“It is impossible to live without failing at something…unless you live so cautiously that you might as well not have lived at all. In which case, you fail by default.”
– J.K. Rowling
Quick! By a show of hands: how many unpublished writers have talked about their work and added, “But, of course, writers never make any money.” And how many have received the all-too-casual reply of, “Well, unless you’re J.K. Rowling”?
If so, you’re probably too frustrated at hearing this much repeated response to bother telling the person that you are, in fact, not J.K. Rowling. Nor have you ever been J.K. Rowling, as cool as that might be.

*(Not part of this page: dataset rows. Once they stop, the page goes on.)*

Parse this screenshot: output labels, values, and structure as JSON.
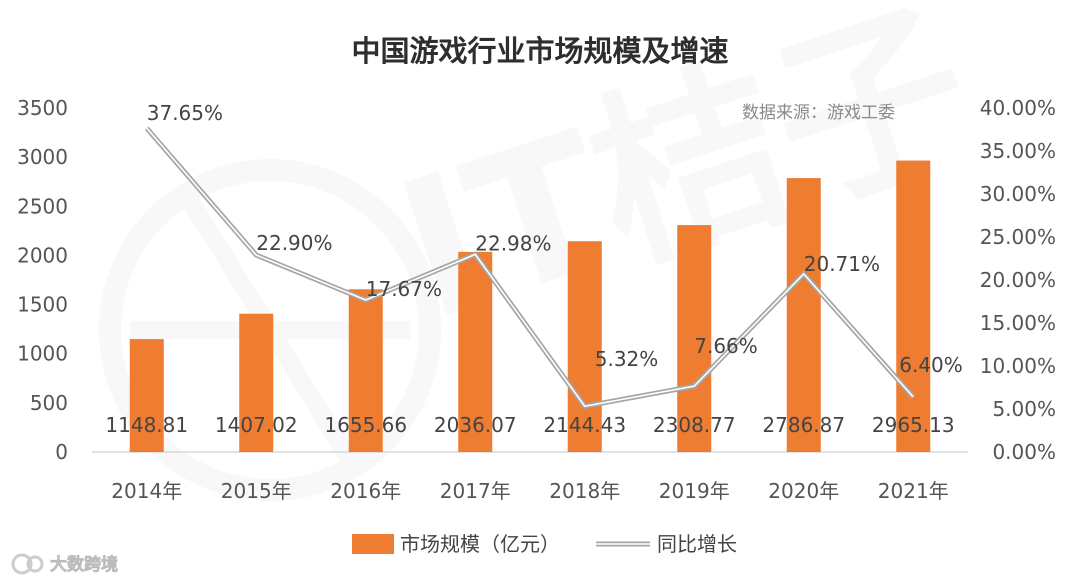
{
  "chart_data": {
    "type": "bar",
    "title": "中国游戏行业市场规模及增速",
    "source": "数据来源：游戏工委",
    "categories": [
      "2014年",
      "2015年",
      "2016年",
      "2017年",
      "2018年",
      "2019年",
      "2020年",
      "2021年"
    ],
    "series": [
      {
        "name": "市场规模（亿元）",
        "kind": "bar",
        "axis": "left",
        "color": "#ee7d31",
        "values": [
          1148.81,
          1407.02,
          1655.66,
          2036.07,
          2144.43,
          2308.77,
          2786.87,
          2965.13
        ],
        "value_labels": [
          "1148.81",
          "1407.02",
          "1655.66",
          "2036.07",
          "2144.43",
          "2308.77",
          "2786.87",
          "2965.13"
        ]
      },
      {
        "name": "同比增长",
        "kind": "line",
        "axis": "right",
        "color": "#a6a6a6",
        "values": [
          37.65,
          22.9,
          17.67,
          22.98,
          5.32,
          7.66,
          20.71,
          6.4
        ],
        "value_labels": [
          "37.65%",
          "22.90%",
          "17.67%",
          "22.98%",
          "5.32%",
          "7.66%",
          "20.71%",
          "6.40%"
        ]
      }
    ],
    "y_left": {
      "range": [
        0,
        3500
      ],
      "ticks": [
        "0",
        "500",
        "1000",
        "1500",
        "2000",
        "2500",
        "3000",
        "3500"
      ]
    },
    "y_right": {
      "range": [
        0,
        40
      ],
      "ticks": [
        "0.00%",
        "5.00%",
        "10.00%",
        "15.00%",
        "20.00%",
        "25.00%",
        "30.00%",
        "35.00%",
        "40.00%"
      ]
    },
    "grid": false,
    "legend_position": "bottom"
  },
  "footer": {
    "brand": "大数跨境"
  }
}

Don’t get me wrong: Rowling is amazing. She’s my idol, actually. When I got a reply to the letter I wrote her last fall, I was ecstatic. Even though I didn’t start reading the Harry Potter books until middle school, I still grew up with those things. I was at the midnight premieres for the last two movies, I saw Half-Blood Prince with my best friend the night before he moved, and I’ve re-read each book probably five to ten times.

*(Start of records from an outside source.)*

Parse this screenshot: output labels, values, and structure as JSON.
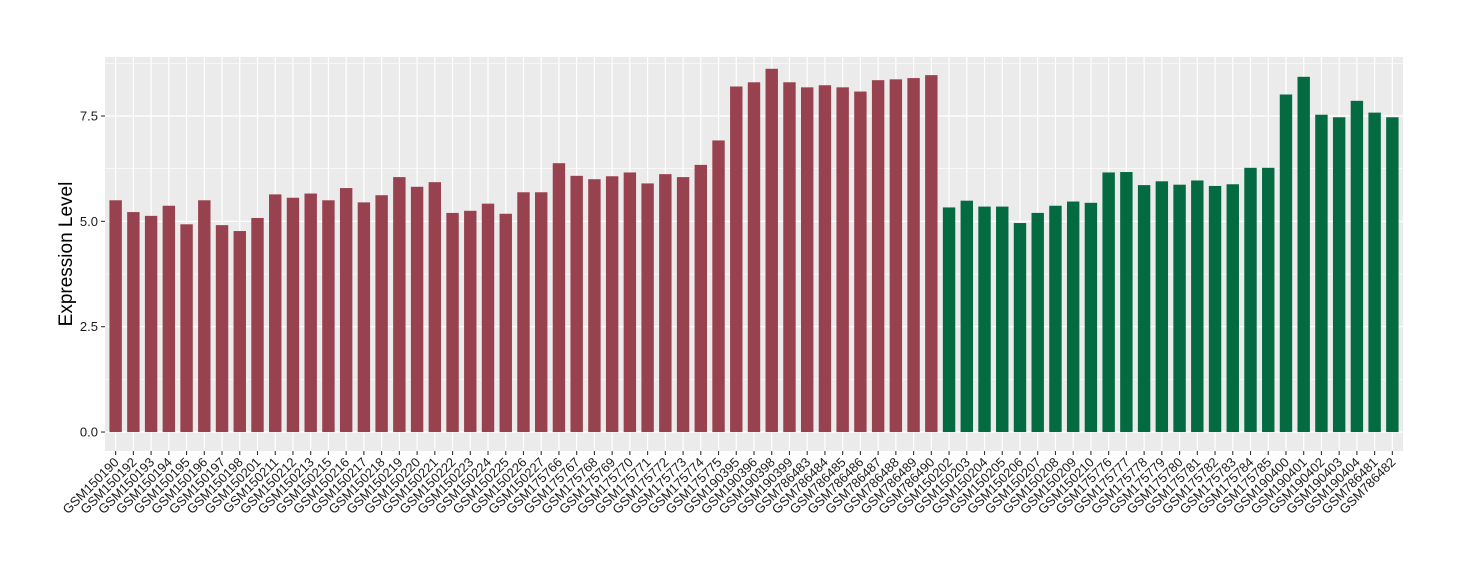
{
  "chart_data": {
    "type": "bar",
    "title": "",
    "xlabel": "",
    "ylabel": "Expression Level",
    "ylim": [
      -0.45,
      8.9
    ],
    "yticks": [
      0.0,
      2.5,
      5.0,
      7.5
    ],
    "ytick_labels": [
      "0.0",
      "2.5",
      "5.0",
      "7.5"
    ],
    "grid": true,
    "legend": "none",
    "colors": {
      "group1": "#99424f",
      "group2": "#046a41",
      "panel": "#ebebeb",
      "grid": "#ffffff"
    },
    "categories": [
      "GSM150190",
      "GSM150192",
      "GSM150193",
      "GSM150194",
      "GSM150195",
      "GSM150196",
      "GSM150197",
      "GSM150198",
      "GSM150201",
      "GSM150211",
      "GSM150212",
      "GSM150213",
      "GSM150215",
      "GSM150216",
      "GSM150217",
      "GSM150218",
      "GSM150219",
      "GSM150220",
      "GSM150221",
      "GSM150222",
      "GSM150223",
      "GSM150224",
      "GSM150225",
      "GSM150226",
      "GSM150227",
      "GSM175766",
      "GSM175767",
      "GSM175768",
      "GSM175769",
      "GSM175770",
      "GSM175771",
      "GSM175772",
      "GSM175773",
      "GSM175774",
      "GSM175775",
      "GSM190395",
      "GSM190396",
      "GSM190398",
      "GSM190399",
      "GSM786483",
      "GSM786484",
      "GSM786485",
      "GSM786486",
      "GSM786487",
      "GSM786488",
      "GSM786489",
      "GSM786490",
      "GSM150202",
      "GSM150203",
      "GSM150204",
      "GSM150205",
      "GSM150206",
      "GSM150207",
      "GSM150208",
      "GSM150209",
      "GSM150210",
      "GSM175776",
      "GSM175777",
      "GSM175778",
      "GSM175779",
      "GSM175780",
      "GSM175781",
      "GSM175782",
      "GSM175783",
      "GSM175784",
      "GSM175785",
      "GSM190400",
      "GSM190401",
      "GSM190402",
      "GSM190403",
      "GSM190404",
      "GSM786481",
      "GSM786482"
    ],
    "values": [
      5.5,
      5.22,
      5.13,
      5.37,
      4.93,
      5.5,
      4.91,
      4.77,
      5.08,
      5.64,
      5.56,
      5.66,
      5.5,
      5.79,
      5.45,
      5.62,
      6.05,
      5.82,
      5.93,
      5.2,
      5.25,
      5.42,
      5.18,
      5.69,
      5.69,
      6.38,
      6.08,
      6.0,
      6.07,
      6.16,
      5.9,
      6.12,
      6.05,
      6.34,
      6.92,
      8.2,
      8.3,
      8.62,
      8.3,
      8.18,
      8.23,
      8.18,
      8.08,
      8.35,
      8.37,
      8.4,
      8.47,
      5.33,
      5.49,
      5.35,
      5.35,
      4.96,
      5.2,
      5.37,
      5.47,
      5.44,
      6.16,
      6.17,
      5.86,
      5.95,
      5.87,
      5.97,
      5.84,
      5.88,
      6.27,
      6.27,
      8.01,
      8.43,
      7.53,
      7.47,
      7.86,
      7.58,
      7.47
    ],
    "groups": [
      "group1",
      "group1",
      "group1",
      "group1",
      "group1",
      "group1",
      "group1",
      "group1",
      "group1",
      "group1",
      "group1",
      "group1",
      "group1",
      "group1",
      "group1",
      "group1",
      "group1",
      "group1",
      "group1",
      "group1",
      "group1",
      "group1",
      "group1",
      "group1",
      "group1",
      "group1",
      "group1",
      "group1",
      "group1",
      "group1",
      "group1",
      "group1",
      "group1",
      "group1",
      "group1",
      "group1",
      "group1",
      "group1",
      "group1",
      "group1",
      "group1",
      "group1",
      "group1",
      "group1",
      "group1",
      "group1",
      "group1",
      "group2",
      "group2",
      "group2",
      "group2",
      "group2",
      "group2",
      "group2",
      "group2",
      "group2",
      "group2",
      "group2",
      "group2",
      "group2",
      "group2",
      "group2",
      "group2",
      "group2",
      "group2",
      "group2",
      "group2",
      "group2",
      "group2",
      "group2",
      "group2",
      "group2",
      "group2"
    ]
  }
}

It’s easy to see why Rowling was richer than the Queen by 2003, and it can be just as easy to assume that yes, if you write an amazing book (or, better yet, book series!), you’ll soon have enough cash to quit your day job, move to the city, buy a mansion, and spend your days sipping sparkling water, with your biggest worry being that an earthquake will come, sending your stacks of money toppling down on you.
Which, incidentally, was death 333 on 1000 Ways to Die.
But I digress. The point is that, sadly, one of the reasons Rowling is considered to be such an incredible exception to all the rules is because she’s exactly that: an exception. She went from dirt poor to billionaire. That doesn’t happen every day. In fact, getting a book published, period, doesn’t happen every day.
We always hear and talk about success stories like those of J.K. Rowling or Suzanne Collins. But we never hear about the hundreds of manuscripts rejected daily, or the thousands of turn-down slips that aspiring authors get in the mail. Even though Rowling received more than a handful of those, it’s never mentioned. I think she herself summed it up best in an interview with Oprah:
“Failure is so important…it doesn’t get spoken about enough. We speak about success all the time…but, you know…I’ve met some extraordinary people through Harry Potter, and not one of them didn’t have their failures.”
And thus, I want to close by once again saying how much of an inspiration J.K. Rowling is to me. She’s a rich woman who gives most of her wealth away to charity. She’s one of the most famous (not to mention one of the most influential) people in the world, yet she always acts with humility and has enormous respect for her fans.
And if you’re a fan of hers, too, I would strongly recommend you check out the movie called Magic Beyond Words: The J.K. Rowling Story. It’s a TV movie that came out a few days before the final Harry Potter last summer, and tells the author’s journey from her childhood, to the writing of the first book back in 1990, to the publishing process and the success that followed. The movie is on iTunes, and in my opinion it’s well worth the money.
So, those are my thoughts on one of the most famous authors alive today. (I’m currently reading her new book, The Casual Vacancy, which I’ll review soon but will make no mention of yet so as to spare you its less than pleasant details.)
I could go on and on about how much I could say to this woman. But instead of making a ten-page list—which, believe me, I could do—I’ll instead close by saying what I believe to be my most important sentiment. One that, I think, quite a few people my age would like to say, too.
Mrs. Rowling, thank you for my childhood.